Breathing, he adds, is the bridge that unites body and mind. Consciously regulating it allows us to calm, activate or balance depending on what we need. That is why he proposes a minimal, almost invisible practice: three seconds of pause three times a day. Close your eyes, inhale carefully and exhale, releasing tension. A simple way to return to the present, recalculate and continue, but from a more conscious, subtle and alive place.
That same search goes through Nicolás Iglesias, psychologist, Buddhist practitioner and author of ““Meditation in sneakers” (Southern Leaves). His proposal is based on a simple idea: bring the practice to real life, without candles, mantras or impossible postures. Three years ago, out of a personal concern, he proposed to his teacher, Gerardo Abboud, to open a space for secular mindfulness every Monday at 7 pm. “I was already working as a psychologist and I realized how much meditation had given me. I asked myself what I had given back to the practice that transformed me so much,” he says. What started as a test became a stable meeting, where people of different ages come in search of serenity, relief from stress or simply a refuge in the midst of daily chaos (entrance is free, it is possible to register on Instagram @nicoiglesiass).

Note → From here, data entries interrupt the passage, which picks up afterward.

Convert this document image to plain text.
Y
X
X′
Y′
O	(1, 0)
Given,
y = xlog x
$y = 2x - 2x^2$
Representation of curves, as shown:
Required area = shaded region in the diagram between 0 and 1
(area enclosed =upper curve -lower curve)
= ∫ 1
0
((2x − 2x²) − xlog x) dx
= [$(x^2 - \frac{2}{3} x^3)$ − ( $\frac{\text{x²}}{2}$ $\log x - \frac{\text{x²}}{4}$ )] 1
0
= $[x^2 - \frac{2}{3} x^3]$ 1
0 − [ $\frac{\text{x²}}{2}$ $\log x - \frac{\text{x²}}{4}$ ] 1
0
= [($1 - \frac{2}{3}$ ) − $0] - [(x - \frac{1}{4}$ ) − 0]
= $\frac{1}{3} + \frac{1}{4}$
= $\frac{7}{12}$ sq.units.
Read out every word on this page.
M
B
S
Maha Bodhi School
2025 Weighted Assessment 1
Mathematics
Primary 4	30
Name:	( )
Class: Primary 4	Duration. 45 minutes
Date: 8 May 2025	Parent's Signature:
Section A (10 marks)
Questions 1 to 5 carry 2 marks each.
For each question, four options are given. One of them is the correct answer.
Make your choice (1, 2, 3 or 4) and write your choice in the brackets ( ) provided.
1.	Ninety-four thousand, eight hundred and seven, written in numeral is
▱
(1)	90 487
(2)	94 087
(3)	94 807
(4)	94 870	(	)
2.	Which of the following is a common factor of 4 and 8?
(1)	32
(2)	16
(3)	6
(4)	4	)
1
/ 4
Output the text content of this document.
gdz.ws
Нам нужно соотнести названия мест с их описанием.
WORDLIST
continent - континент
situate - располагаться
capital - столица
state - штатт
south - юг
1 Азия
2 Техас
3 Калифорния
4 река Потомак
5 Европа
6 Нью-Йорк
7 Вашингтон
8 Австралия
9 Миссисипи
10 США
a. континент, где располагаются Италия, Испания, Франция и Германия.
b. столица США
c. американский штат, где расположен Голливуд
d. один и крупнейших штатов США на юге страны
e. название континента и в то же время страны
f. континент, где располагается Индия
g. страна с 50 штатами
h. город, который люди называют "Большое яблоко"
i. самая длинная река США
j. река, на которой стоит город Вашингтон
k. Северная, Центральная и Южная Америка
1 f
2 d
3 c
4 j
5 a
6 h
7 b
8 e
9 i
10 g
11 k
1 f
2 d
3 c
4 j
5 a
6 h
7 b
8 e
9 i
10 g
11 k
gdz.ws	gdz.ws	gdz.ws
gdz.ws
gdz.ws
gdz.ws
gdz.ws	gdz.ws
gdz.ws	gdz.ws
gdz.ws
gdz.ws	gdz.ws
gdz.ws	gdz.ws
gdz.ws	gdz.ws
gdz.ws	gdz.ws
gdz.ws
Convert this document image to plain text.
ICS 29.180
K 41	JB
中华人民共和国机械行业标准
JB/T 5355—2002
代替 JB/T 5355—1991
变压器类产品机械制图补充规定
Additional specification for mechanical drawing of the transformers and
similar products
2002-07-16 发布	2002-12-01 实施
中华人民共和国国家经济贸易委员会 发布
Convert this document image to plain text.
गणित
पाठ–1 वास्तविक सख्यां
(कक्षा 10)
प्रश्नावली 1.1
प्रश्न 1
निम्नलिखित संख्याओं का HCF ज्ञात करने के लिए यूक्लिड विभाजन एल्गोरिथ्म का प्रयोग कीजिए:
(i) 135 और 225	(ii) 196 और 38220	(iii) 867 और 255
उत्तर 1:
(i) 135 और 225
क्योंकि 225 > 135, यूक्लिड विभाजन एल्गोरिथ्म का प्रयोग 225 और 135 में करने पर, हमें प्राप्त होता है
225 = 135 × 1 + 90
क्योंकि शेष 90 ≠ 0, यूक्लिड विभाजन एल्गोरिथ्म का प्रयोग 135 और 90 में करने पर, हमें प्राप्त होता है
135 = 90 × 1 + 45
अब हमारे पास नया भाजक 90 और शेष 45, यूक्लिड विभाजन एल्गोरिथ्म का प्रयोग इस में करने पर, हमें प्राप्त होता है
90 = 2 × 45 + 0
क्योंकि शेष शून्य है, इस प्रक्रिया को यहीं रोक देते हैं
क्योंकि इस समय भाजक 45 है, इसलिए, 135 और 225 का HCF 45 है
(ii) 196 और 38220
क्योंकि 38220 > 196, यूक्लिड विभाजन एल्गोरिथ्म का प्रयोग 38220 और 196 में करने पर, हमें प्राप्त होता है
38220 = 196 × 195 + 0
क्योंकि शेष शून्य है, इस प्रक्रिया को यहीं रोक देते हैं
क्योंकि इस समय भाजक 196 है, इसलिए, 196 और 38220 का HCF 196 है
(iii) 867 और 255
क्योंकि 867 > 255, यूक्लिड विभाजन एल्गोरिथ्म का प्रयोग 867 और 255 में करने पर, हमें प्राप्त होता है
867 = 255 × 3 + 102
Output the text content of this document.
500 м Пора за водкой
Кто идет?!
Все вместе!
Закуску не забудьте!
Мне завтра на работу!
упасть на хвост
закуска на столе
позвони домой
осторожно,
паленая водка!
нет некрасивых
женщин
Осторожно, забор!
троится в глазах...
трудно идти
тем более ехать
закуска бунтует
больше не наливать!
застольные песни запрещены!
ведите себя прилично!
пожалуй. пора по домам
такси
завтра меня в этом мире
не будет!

“The axis is that we are all in the same thing. The strength of the group is what sustains it.” point. In that space, meditation works as a concrete tool for emotional regulation: it helps focus attention, calm the mind and regain clarity. For Iglesias, the pause is not a static image of someone motionless with their eyes closed, but rather an internal attitude that can manifest itself while performing such everyday acts as watering the plants. “I have seen Tibetan lamas do it with immense serenity. The pause is not in stopping moving, but in being at peace while something happens.”

That serenity, he says, comes from transforming the relationship with what happens to us. “Meditation makes us kinder, less reactive. It gives us a space between stimulus and response, and that is where true freedom appears.” But stopping is not easy: “It is difficult for us because it confronts us with emptiness, with the idea of finitude. When nothing happens, we feel a mini-death, a great discomfort. And we try to cover it with stimuli, consumption, movement. But matter always fails,” he warns. Learning to stay in that silence is to conquer an internal territory that the modern rhythm denies us.
intimate ritual
In a reading key, the pause takes shape in “Silence”a traveling silent reading event created by Hannah Leyro Díaz and Julieta Brenna. Both came from different projects, but they agreed on a simple desire: to offer a space to read without distractions, without screens and without the pressure to comment later. An analogue ritual to stop the noise, at least for a while.

The first edition was held in Flores Negras, an old house converted into a nursery. Regular readers and others who had not touched a book for a long time participated. For 40 minutes, no one spoke or looked at their cell phone, only the sound of pages turning could be heard. “From the first bell, the space became a shared oasis,” they say. In the end, the transition from silence to talk was slow: some continued reading, others stayed talking with a gin and tonic in hand. That collective calm, they say, was the biggest surprise.
“Silence” It is defined as “an analog afternoon, a reading ritual.” It does not have social networks and it spreads by word of mouth, almost like a secret that is shared among those seeking refuge. In hyperconnected times, they propose a luminous paradox: reading (that intimate and solitary act) in company. Perhaps that is why many leave the meeting with a particular feeling. Not of isolation, but of connection. With others, with the word and, above all, with oneself.